In a recent edition of his newsletter, author James Clear wrote the following:
“Over long time frames, simply staying in the game is impressive.
– Health and fitness: Can you stay injury free and not miss workouts?
– Wealth and finance: Can you avoid debt and continue to save?
– Business: Can you maintain cash flow and stay in business?
Longevity is its own form of greatness.“
That got me thinking.
On the one hand, I've long thought that what Clear is observing is true about teaching. Longevity in this profession is an exceptional kind of greatness. If you let me choose between one Erin Gruwell (whose four-year teaching career — yes, four years — was the highlight of the memoir and film Freedom Writers) and one Doug Stark or Diane Wanamaker or Jackie Berndt or Tracy Franklin (folks who worked in education or are still working in education after full careers)… well, that's like choosing between a grain of sugar or a pair of Reese's peanut butter cups.

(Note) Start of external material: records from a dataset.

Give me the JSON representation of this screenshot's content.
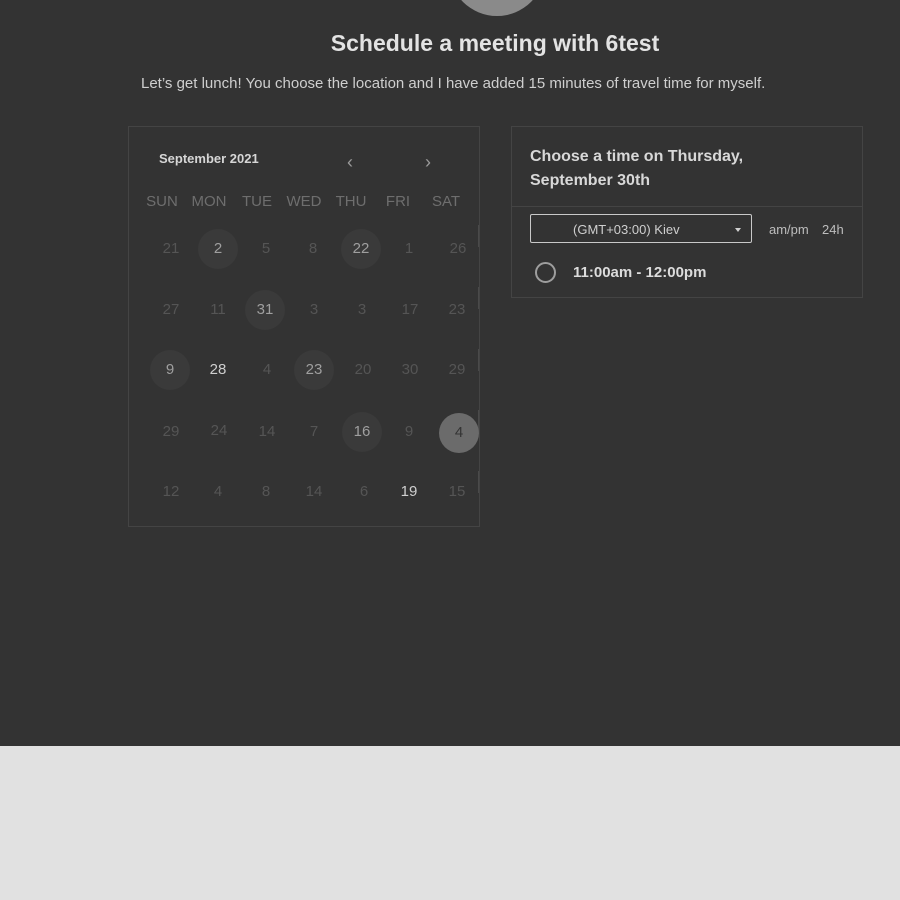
{
  "header": {
    "title": "Schedule a meeting with 6test",
    "subtitle": "Let’s get lunch! You choose the location and I have added 15 minutes of travel time for myself."
  },
  "calendar": {
    "month_label": "September 2021",
    "prev_glyph": "‹",
    "next_glyph": "›",
    "weekdays": [
      "SUN",
      "MON",
      "TUE",
      "WED",
      "THU",
      "FRI",
      "SAT"
    ],
    "rows": [
      [
        "21",
        "2",
        "5",
        "8",
        "22",
        "1",
        "26"
      ],
      [
        "27",
        "11",
        "31",
        "3",
        "3",
        "17",
        "23"
      ],
      [
        "9",
        "28",
        "4",
        "23",
        "20",
        "30",
        "29"
      ],
      [
        "29",
        "24",
        "14",
        "7",
        "16",
        "9",
        "4"
      ],
      [
        "12",
        "4",
        "8",
        "14",
        "6",
        "19",
        "15"
      ]
    ],
    "available_dates": [
      "2",
      "22",
      "31",
      "9",
      "23",
      "16"
    ],
    "selected_date": "4"
  },
  "time_panel": {
    "heading": "Choose a time on Thursday, September 30th",
    "timezone_value": "(GMT+03:00) Kiev",
    "format_ampm": "am/pm",
    "format_24h": "24h",
    "slot_label": "11:00am - 12:00pm"
  }
}
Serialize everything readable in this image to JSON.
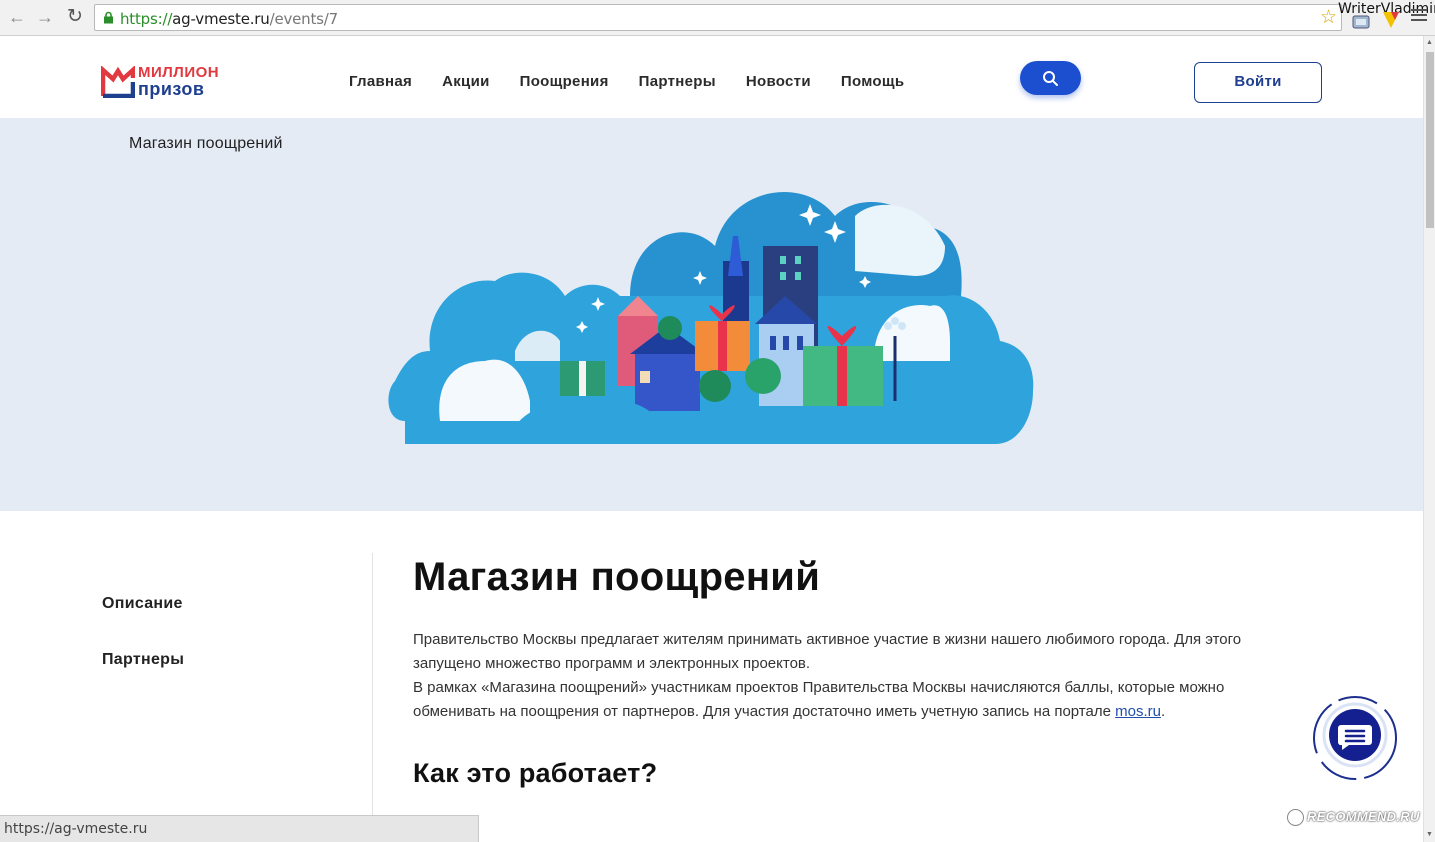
{
  "browser": {
    "url_protocol": "https://",
    "url_host": "ag-vmeste.ru",
    "url_path": "/events/7",
    "profile_name": "WriterVladimir",
    "status_text": "https://ag-vmeste.ru"
  },
  "header": {
    "logo_line1": "МИЛЛИОН",
    "logo_line2": "призов",
    "nav": [
      "Главная",
      "Акции",
      "Поощрения",
      "Партнеры",
      "Новости",
      "Помощь"
    ],
    "login_label": "Войти"
  },
  "hero": {
    "title": "Магазин поощрений"
  },
  "side_nav": {
    "items": [
      "Описание",
      "Партнеры"
    ]
  },
  "content": {
    "title": "Магазин поощрений",
    "intro_line1": "Правительство Москвы предлагает жителям принимать активное участие в жизни нашего любимого города. Для этого запущено множество программ и электронных проектов.",
    "intro_line2": "В рамках «Магазина поощрений» участникам проектов Правительства Москвы начисляются баллы, которые можно обменивать на поощрения от партнеров. Для участия достаточно иметь учетную запись на портале ",
    "intro_link": "mos.ru",
    "intro_end": ".",
    "section_title": "Как это работает?"
  },
  "watermark": "RECOMMEND.RU",
  "colors": {
    "brand_blue": "#1f3f8f",
    "brand_red": "#e2383f",
    "search_blue": "#1c4fd0",
    "hero_bg": "#e4ebf5",
    "cloud_blue": "#2ea3dc"
  }
}
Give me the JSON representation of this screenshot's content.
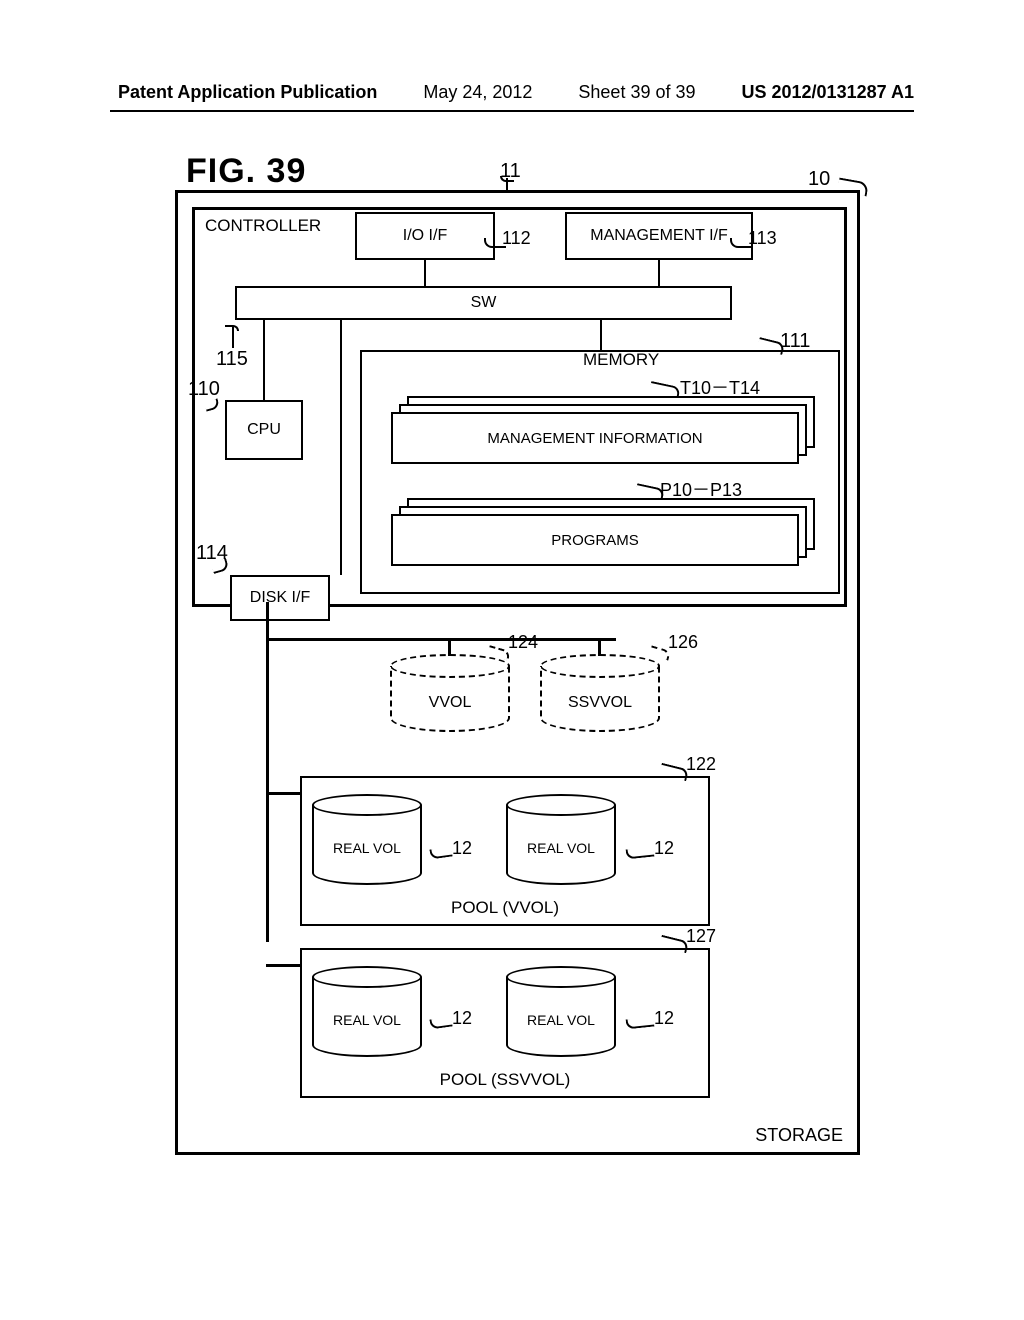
{
  "header": {
    "publication": "Patent Application Publication",
    "date": "May 24, 2012",
    "sheet": "Sheet 39 of 39",
    "pubno": "US 2012/0131287 A1"
  },
  "fig": {
    "title": "FIG. 39"
  },
  "labels": {
    "storage": "STORAGE",
    "controller": "CONTROLLER",
    "io_if": "I/O  I/F",
    "mgmt_if": "MANAGEMENT I/F",
    "sw": "SW",
    "cpu": "CPU",
    "memory": "MEMORY",
    "disk_if": "DISK I/F",
    "mgmt_info": "MANAGEMENT INFORMATION",
    "programs": "PROGRAMS",
    "vvol": "VVOL",
    "ssvvol": "SSVVOL",
    "real_vol": "REAL VOL",
    "pool_vvol": "POOL (VVOL)",
    "pool_ssvvol": "POOL (SSVVOL)"
  },
  "refs": {
    "r10": "10",
    "r11": "11",
    "r110": "110",
    "r111": "111",
    "r112": "112",
    "r113": "113",
    "r114": "114",
    "r115": "115",
    "t10": "T10－T14",
    "p10": "P10－P13",
    "r122": "122",
    "r124": "124",
    "r126": "126",
    "r127": "127",
    "r12": "12"
  }
}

Gimme that PB and chocolate.
Gimme those thirty+ years of dedication over those four.
But on the other hand, there are at least two ways to remain an educator your whole career, aren't there?
- Way One: Do your time. Avoid getting fired. Deal with the kids you teach. Deal with their parents. Count each day as one day closer to retirement when you get to do what you want to do.
- Way Two: Invest your time, month by month becoming better. Engage your heart and mind and strength in the kids that you teach, for the duration of each working hour. Engage your heart and mind and strength with their parents, with your colleagues, with your community. Count each day as one distinct gift, as one chance to invest your working labors into the lives of other people.
Way One can get you to the finish line of a career, but it's surely not greatness.
It's better than making your living selling cocaine, I guess.
But not much of a life.
Way Two, however — Longevity in that work? I can think of no career that will leave one as grateful for having had the chance to do the work, so long as you're able to conduct it with moderation, with an eye toward your whole life and not just your job, with a sense that there are things beyond the school and classroom that you are uniquely responsible for, folks who depend on you like no student ever will.
All to say, dear colleague, on this fine fall Thursday morning: cheers to that second kind of longevity.